A good slogan might get some attention from the eco organisations - and the IPCC. Its WG3 is supposed to report on 13th April, but leaks suggest they will say nothing about birthrate. Each child in the OECD will need a tank of petrol every 5 days for life. Mitigation measures are unlikely to keep up with the emissions. Even with a one-child policy, China's population will still grow for a few years yet. One birth per woman might just slow climate change and species extinction.

05. 03. 2014
Val Stevens

This has been a brilliant exercise by Jonathon and Robin. Some of us have tried for a couple of decades to get our friends in the environment movement to admit the link between environmental destruction and burgeoning human numbers - with no success at all. There is a slight hope that these guys have really made a difference. And I do so like the naming (and shaming where relevant) list.

27. 02. 2014
Andrew Harmsworth

Nice work, Jonathon. The idea of "decoupling" population growth from environmental degradation is even more difficult to achieve than decoupling economic growth from the same.

27. 02. 2014
Doug

Population, and Peak Oil. To ignore either is daft, both probably suicidal.
I have been a member of Greenpeace for maybe 30 years, and written to them twice over the last few years re their irresponsible attitude to Population/Peak Oil.
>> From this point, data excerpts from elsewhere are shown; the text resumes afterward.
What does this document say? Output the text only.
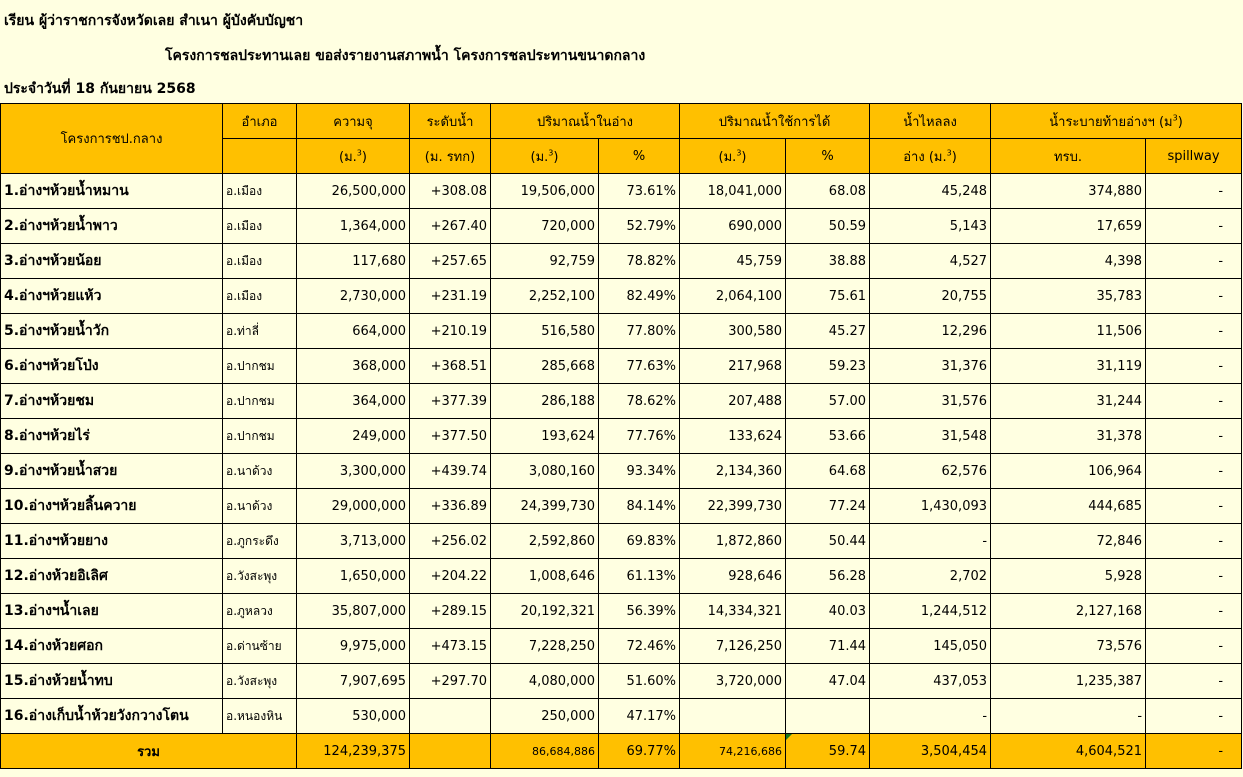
เรียน ผู้ว่าราชการจังหวัดเลย สำเนา ผู้บังคับบัญชา
โครงการชลประทานเลย ขอส่งรายงานสภาพน้ำ โครงการชลประทานขนาดกลาง
ประจำวันที่ 18 กันยายน 2568
โครงการชป.กลาง	อำเภอ	ความจุ	ระดับน้ำ	ปริมาณน้ำในอ่าง		ปริมาณน้ำใช้การได้		น้ำไหลลง	น้ำระบายท้ายอ่างฯ (ม$^3$)	
		(ม.$^3$)	(ม. รทก)	(ม.$^3$)	%	(ม.$^3$)	%	อ่าง (ม.$^3$)	ทรบ.	spillway
1.อ่างฯห้วยน้ำหมาน	อ.เมือง	26,500,000	+308.08	19,506,000	73.61%	18,041,000	68.08	45,248	374,880	-
2.อ่างฯห้วยน้ำพาว	อ.เมือง	1,364,000	+267.40	720,000	52.79%	690,000	50.59	5,143	17,659	-
3.อ่างฯห้วยน้อย	อ.เมือง	117,680	+257.65	92,759	78.82%	45,759	38.88	4,527	4,398	-
4.อ่างฯห้วยแห้ว	อ.เมือง	2,730,000	+231.19	2,252,100	82.49%	2,064,100	75.61	20,755	35,783	-
5.อ่างฯห้วยน้ำวัก	อ.ท่าลี่	664,000	+210.19	516,580	77.80%	300,580	45.27	12,296	11,506	-
6.อ่างฯห้วยโป่ง	อ.ปากชม	368,000	+368.51	285,668	77.63%	217,968	59.23	31,376	31,119	-
7.อ่างฯห้วยชม	อ.ปากชม	364,000	+377.39	286,188	78.62%	207,488	57.00	31,576	31,244	-
8.อ่างฯห้วยไร่	อ.ปากชม	249,000	+377.50	193,624	77.76%	133,624	53.66	31,548	31,378	-
9.อ่างฯห้วยน้ำสวย	อ.นาด้วง	3,300,000	+439.74	3,080,160	93.34%	2,134,360	64.68	62,576	106,964	-
10.อ่างฯห้วยลิ้นควาย	อ.นาด้วง	29,000,000	+336.89	24,399,730	84.14%	22,399,730	77.24	1,430,093	444,685	-
11.อ่างฯห้วยยาง	อ.ภูกระดึง	3,713,000	+256.02	2,592,860	69.83%	1,872,860	50.44	-	72,846	-
12.อ่างห้วยอิเลิศ	อ.วังสะพุง	1,650,000	+204.22	1,008,646	61.13%	928,646	56.28	2,702	5,928	-
13.อ่างฯน้ำเลย	อ.ภูหลวง	35,807,000	+289.15	20,192,321	56.39%	14,334,321	40.03	1,244,512	2,127,168	-
14.อ่างห้วยศอก	อ.ด่านซ้าย	9,975,000	+473.15	7,228,250	72.46%	7,126,250	71.44	145,050	73,576	-
15.อ่างห้วยน้ำทบ	อ.วังสะพุง	7,907,695	+297.70	4,080,000	51.60%	3,720,000	47.04	437,053	1,235,387	-
16.อ่างเก็บน้ำห้วยวังกวางโตน	อ.หนองหิน	530,000		250,000	47.17%			-	-	-
รวม		124,239,375		86,684,886	69.77%	74,216,686	59.74	3,504,454	4,604,521	-
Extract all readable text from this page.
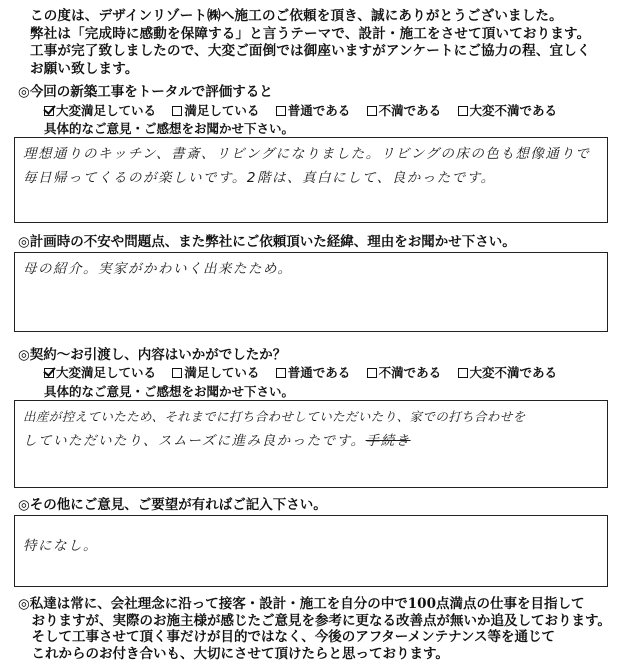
この度は、デザインリゾート㈱へ施工のご依頼を頂き、誠にありがとうございました。
弊社は「完成時に感動を保障する」と言うテーマで、設計・施工をさせて頂いております。
工事が完了致しましたので、大変ご面倒では御座いますがアンケートにご協力の程、宜しく
お願い致します。
◎今回の新築工事をトータルで評価すると
大変満足している 満足している 普通である 不満である 大変不満である
具体的なご意見・ご感想をお聞かせ下さい。
理想通りのキッチン、書斎、リビングになりました。リビングの床の色も想像通りで
毎日帰ってくるのが楽しいです。2階は、真白にして、良かったです。
◎計画時の不安や問題点、また弊社にご依頼頂いた経緯、理由をお聞かせ下さい。
母の紹介。実家がかわいく出来たため。
◎契約～お引渡し、内容はいかがでしたか？
大変満足している 満足している 普通である 不満である 大変不満である
具体的なご意見・ご感想をお聞かせ下さい。
出産が控えていたため、それまでに打ち合わせしていただいたり、家での打ち合わせを
していただいたり、スムーズに進み良かったです。手続き
◎その他にご意見、ご要望が有ればご記入下さい。
特になし。
◎私達は常に、会社理念に沿って接客・設計・施工を自分の中で100点満点の仕事を目指して
　おりますが、実際のお施主様が感じたご意見を参考に更なる改善点が無いか追及しております。
　そして工事させて頂く事だけが目的ではなく、今後のアフターメンテナンス等を通じて
　これからのお付き合いも、大切にさせて頂けたらと思っております。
Their reply was long the lines of - nothing to do with us. "We are all doomed".

27. 02. 2014
Mike Childs (Friends of the Earth)

Thanks for this Jonathon, although it is still work in progress here at Friends of the Earth.

Obviously population will feature in our Big Ideas work - across a number of topics - but we are also beginning a process of scoping how we can best contribute to the international campaigns led by rights-based organisations.